Mobile Phone Text Message Reminders to Improve Vaccination Uptake: A Systematic Review and Meta-Analysis
University of Cape Town (Louw, Kalan, Engel); South African Medical Research Council (Hohlfeld, Engel)
"The findings of this systematic review highlight the simplicity and effectiveness of mobile phone text message reminders (MPTMRs) in improving vaccination uptake....MPTMRs are a universally effective strategy across various contexts, populations, and interventions."
Various studies have shown the efficacy of mobile phone text message reminders (MPTMRs), either alone or in combination with interventions such as postcards, auto dialer calls, and letters, in improving vaccination coverage in defined populations for various diseases and in different clinical and country settings. These studies indicate that text message reminders and recall have the potential to facilitate behaviour changes, leading to adherence to vaccination schedules by reminding caregivers of infants, adolescents, and adults of scheduled vaccination appointments and providing the required encouragement to ensure timely attendance to improve vaccination uptake. This systematic review sought to assess scientific evidence evaluating the efficacy of MPTMRs as an intervention to improve vaccination uptake.
The researchers included randomised controlled trials (RCTs) of caregivers of children, adolescents, or adults who received MPTMRs for improving vaccine uptake and recall visits. They searched the Cochrane Central Register of Controlled Trials (CENTRAL), PubMed, and Scopus to identify relevant studies published up to January 24 2024. They then used Cochrane's Risk of Bias tool to assess the included studies and reported the results as risk ratios with 95% confidence intervals (CIs), using a random effects model.
Twenty-five studies (n = 64,536 participants) were considered for quantitative synthesis of evidence regarding vaccination recall. The studies were conducted in the United States, Africa, Australia, Pakistan, Guatemala, and India. Pooled data favoured MPTMRs for vaccination recall compared to usual care (risk ratio (RR) = 1.09 [95% CI: 1.06, 1.13]; I2 = 76%). Subanalysis by intervention characteristics, country setting, country economic status, and vaccination type did not change the effectiveness of the intervention. More specifically:
- Intervention characteristics (whether MPTMRs were used alone or combined with other components) showed no significant modification of the intervention's effectiveness. This finding indicates that the core element - reminding individuals about upcoming vaccination appointments through text messaging - remains effective, regardless of additional components, such as educational content or supplementary communication methods. The simplicity of MPTMRs likely plays a key role in their wide applicability and success, as they directly address one of the most common barriers to vaccination: missed appointments due to forgetfulness.
- A country setting subgroup analysis (urban vs. rural) also revealed no substantial differences in the effectiveness of MPTMRs, challenging the notion that urban areas, which often have better infrastructure and access to health services, would show a greater benefit from text message reminders. Instead, the results suggest that the intervention is equally effective in rural or semi-urban settings, where health service access is more challenging.
- The review did not find significant differences in effectiveness when stratifying by country economic status (low- and middle-income countries [LMICs] vs. high-income countries [HICs]). This finding indicates that MPTMRs have the potential to be just as effective in resource-limited settings as in more affluent ones.
- The type of vaccination (early childhood vaccines, human papillomavirus (HPV), or seasonal influenza) did not significantly impact the effectiveness of MPTMRs. These results reflect the adaptability of MPTMRs in reminding individuals of vaccinations across different stages of life, from infancy to adulthood, and for both routine and seasonal vaccinations.

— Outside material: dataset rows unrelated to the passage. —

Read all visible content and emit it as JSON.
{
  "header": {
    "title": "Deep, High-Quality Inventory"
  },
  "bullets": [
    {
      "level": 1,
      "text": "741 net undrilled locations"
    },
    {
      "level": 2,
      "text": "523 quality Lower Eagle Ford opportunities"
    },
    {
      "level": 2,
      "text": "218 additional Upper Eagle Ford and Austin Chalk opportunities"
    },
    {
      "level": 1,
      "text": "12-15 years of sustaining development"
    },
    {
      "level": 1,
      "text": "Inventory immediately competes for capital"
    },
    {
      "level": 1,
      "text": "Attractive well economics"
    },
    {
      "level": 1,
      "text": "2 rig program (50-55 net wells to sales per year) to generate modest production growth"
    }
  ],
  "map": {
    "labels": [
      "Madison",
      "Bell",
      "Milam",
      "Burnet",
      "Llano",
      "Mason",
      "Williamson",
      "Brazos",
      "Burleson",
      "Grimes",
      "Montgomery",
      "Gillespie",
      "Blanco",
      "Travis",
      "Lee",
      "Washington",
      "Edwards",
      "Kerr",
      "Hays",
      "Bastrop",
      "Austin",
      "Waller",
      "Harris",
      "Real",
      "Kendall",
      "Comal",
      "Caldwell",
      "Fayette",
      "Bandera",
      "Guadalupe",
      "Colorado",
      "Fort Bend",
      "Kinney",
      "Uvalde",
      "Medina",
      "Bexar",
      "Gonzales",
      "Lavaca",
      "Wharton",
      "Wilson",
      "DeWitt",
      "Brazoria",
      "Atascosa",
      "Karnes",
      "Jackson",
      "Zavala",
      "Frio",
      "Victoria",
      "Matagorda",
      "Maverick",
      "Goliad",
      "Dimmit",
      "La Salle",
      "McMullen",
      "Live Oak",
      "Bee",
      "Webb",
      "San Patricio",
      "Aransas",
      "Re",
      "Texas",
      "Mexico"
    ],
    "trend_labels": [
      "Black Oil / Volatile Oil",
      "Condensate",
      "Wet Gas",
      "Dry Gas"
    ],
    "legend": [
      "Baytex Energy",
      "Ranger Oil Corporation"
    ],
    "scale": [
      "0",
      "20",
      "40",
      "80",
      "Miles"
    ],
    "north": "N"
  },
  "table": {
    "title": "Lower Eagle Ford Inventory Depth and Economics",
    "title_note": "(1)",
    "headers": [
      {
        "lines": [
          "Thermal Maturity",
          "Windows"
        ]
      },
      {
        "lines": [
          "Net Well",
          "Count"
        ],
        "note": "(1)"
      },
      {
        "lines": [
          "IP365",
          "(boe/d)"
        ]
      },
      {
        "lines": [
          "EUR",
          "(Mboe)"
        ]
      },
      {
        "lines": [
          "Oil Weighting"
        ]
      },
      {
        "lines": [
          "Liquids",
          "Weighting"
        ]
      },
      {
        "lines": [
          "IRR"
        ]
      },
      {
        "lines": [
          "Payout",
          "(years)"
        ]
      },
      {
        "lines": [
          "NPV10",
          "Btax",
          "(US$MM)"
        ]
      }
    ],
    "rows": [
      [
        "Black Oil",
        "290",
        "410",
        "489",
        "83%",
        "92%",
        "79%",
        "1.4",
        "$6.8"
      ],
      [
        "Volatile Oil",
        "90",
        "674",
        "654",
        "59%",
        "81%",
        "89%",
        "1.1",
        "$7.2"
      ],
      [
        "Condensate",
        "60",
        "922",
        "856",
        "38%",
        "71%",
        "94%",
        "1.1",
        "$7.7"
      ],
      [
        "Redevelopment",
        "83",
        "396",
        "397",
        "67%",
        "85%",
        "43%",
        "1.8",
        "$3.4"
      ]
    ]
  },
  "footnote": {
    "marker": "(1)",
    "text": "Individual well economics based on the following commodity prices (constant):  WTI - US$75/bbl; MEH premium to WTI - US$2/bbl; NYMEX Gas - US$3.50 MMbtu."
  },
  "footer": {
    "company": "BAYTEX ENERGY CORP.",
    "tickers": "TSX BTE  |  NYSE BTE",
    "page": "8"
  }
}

Among the implications for future research: A 2022 paper demonstrated that language could have a positive influence on vaccine hesitancy. Tailoring MPTMRs to include language specific to the population could thus influence vaccine hesitancy, which may have a positive effect on appointment adherence and subsequently vaccination recall. More studies are needed to assess tailored MPTMRs on vaccination recall, irrespective of the population.
As of this writing, an estimated 7.41 billion people were mobile phone owners, with an increase to 7.49 billion people expected in 2025. Since mobile phone use has also become more widespread, and MPTMRs were shown to be cost-effective in distributing health information in LMICs, MPTMRs could be used as a tool to penetrate areas that are hard to reach, fuel adoption of health interventions, and expand the reach of vaccination programmes in LMICs.
In conclusion: "MPTMRs may be a useful tool to supplement existing standard practice within the health care system to facilitate behavior changes that may promote vaccination uptake. These findings could enable evidence-based decision making and enable evaluation of critical factors that influence achieving and sustaining immunization coverage globally, irrespective of the target population, country setting, and vaccination type."